Nella propria quotidianità, i componenti di ciascun nucleo genitoriale vivono il rapporto con l’adolescenza dei propri figli, che cercano di capire e assecondare, convinti che la presenza rassicurante aiuti a superare il brutto voto a scuola e le giornate affette dal mal di vivere. Un equilibrio comune a tante famiglie, che viene brutalmente distrutto quando Benny e Michele compiono un gesto che segnerà per sempre le loro vite: al termine di una festa, per strada, aggrediscono una barbona, provocandone la morte. Massimo e Paolo, e le rispettive mogli, scoprono la tremenda verità, e da lì in poi lo spettatore assiste a uno stravolgimento relazionale e di comportamento, che dimostra quanto difficile e complesso sia il ruolo dei genitori in una società abitata da disvalori e difficoltà di relazione. Se crediamo sia vero che, al termine del film, in una scena madre che evidenzia l’indiscussa qualità attoriale di Gassman e Lo Cascio, lo spettatore sia inevitabilmente portato ad identificarsi con il più ‘buono’ tra i personaggi, maledicendo il ‘cattivo’, immaginiamo che, un attimo dopo, alla domanda “E se capitasse a me, io cosa farei?”, non tutti avrebbero la coscienza di rispondere onestamente.
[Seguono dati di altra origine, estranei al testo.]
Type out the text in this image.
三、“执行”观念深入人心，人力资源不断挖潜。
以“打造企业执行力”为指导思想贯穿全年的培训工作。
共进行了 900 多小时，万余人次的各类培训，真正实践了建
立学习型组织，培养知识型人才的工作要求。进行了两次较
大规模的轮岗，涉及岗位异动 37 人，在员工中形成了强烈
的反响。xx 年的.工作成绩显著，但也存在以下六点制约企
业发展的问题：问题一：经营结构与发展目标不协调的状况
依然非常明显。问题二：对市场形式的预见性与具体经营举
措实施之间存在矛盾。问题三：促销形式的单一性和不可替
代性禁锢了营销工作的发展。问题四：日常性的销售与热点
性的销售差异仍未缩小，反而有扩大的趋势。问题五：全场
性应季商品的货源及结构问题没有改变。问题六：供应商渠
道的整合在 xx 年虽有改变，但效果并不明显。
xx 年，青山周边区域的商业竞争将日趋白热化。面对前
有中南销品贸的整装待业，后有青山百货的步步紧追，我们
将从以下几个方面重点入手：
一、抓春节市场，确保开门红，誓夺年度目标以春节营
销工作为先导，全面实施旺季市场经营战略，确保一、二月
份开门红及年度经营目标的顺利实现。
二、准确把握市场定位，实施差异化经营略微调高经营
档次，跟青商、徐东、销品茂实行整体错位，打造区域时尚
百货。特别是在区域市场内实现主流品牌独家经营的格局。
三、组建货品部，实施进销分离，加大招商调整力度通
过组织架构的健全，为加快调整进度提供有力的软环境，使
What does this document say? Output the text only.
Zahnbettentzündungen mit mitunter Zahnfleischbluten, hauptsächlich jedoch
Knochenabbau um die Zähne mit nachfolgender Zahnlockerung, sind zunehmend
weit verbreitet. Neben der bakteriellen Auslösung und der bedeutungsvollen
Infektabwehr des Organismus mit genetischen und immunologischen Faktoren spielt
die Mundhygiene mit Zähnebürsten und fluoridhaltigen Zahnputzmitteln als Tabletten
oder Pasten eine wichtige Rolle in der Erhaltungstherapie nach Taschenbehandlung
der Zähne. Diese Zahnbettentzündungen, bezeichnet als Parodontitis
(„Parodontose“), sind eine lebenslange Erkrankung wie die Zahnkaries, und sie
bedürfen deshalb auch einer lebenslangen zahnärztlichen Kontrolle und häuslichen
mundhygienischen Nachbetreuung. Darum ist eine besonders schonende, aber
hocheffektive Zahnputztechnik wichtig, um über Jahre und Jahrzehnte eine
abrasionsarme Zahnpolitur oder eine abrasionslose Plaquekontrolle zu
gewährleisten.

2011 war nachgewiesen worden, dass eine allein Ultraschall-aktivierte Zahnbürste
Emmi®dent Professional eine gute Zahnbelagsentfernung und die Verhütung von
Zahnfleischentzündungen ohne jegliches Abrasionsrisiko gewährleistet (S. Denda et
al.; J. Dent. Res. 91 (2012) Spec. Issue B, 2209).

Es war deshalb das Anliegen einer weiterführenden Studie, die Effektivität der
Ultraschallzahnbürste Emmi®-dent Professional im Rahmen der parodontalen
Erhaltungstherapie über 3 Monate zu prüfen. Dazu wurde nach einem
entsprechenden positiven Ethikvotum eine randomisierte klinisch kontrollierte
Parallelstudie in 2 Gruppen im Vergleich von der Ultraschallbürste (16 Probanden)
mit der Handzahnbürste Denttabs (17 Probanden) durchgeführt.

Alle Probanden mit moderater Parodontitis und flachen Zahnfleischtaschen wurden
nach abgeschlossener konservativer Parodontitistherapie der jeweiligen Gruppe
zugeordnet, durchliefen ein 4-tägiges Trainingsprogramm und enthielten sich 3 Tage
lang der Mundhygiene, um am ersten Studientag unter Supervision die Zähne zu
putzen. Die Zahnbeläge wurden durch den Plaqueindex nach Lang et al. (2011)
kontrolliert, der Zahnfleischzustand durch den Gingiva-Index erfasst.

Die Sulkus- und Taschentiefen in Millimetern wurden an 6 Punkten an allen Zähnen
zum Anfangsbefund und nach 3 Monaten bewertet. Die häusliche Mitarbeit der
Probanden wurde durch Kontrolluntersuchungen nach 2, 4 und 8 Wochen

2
Con questo film, scritto insieme alla compagna Valentina Ferlan e presentato a Venezia 2014 nelle “Giornate degli autori“, Ivano De Matteo si conferma tra i migliori registi della nuova generazione. Il suo cinema, fatto di inquadrature asciutte, per alcuni forse addirittura dilatato, se è all’antitesi degli action movie di matrice statunitense – e per noi è assolutamente un bene che lo sia – riesce a calarsi perfettamente nella realtà italiana di oggi. Così, dopo “Gli equilibristi”, presentato con successo alla Mostra di Venezia del 2012, che raccontava la storia di un marito (Valerio Mastandrea) alle prese con una separazione lancinante e distruttiva, ne “I nostri ragazzi” De Matteo indugia nuovamente sulla famiglia come “luogo-non luogo” i cui componenti implodono su se stessi distruggendo etica e dignità. Una deflagrazione di sentimenti e di relazioni che è figlia del progresso, e che vede gli adolescenti, o almeno gran parte di essi, pienamente inconsapevoli delle proprie azioni, e i genitori, o almeno gran parte di essi, totalmente inadatti al loro ruolo educativo. Un film che andrebbe proiettato nelle scuole, e in molte, molte famiglie.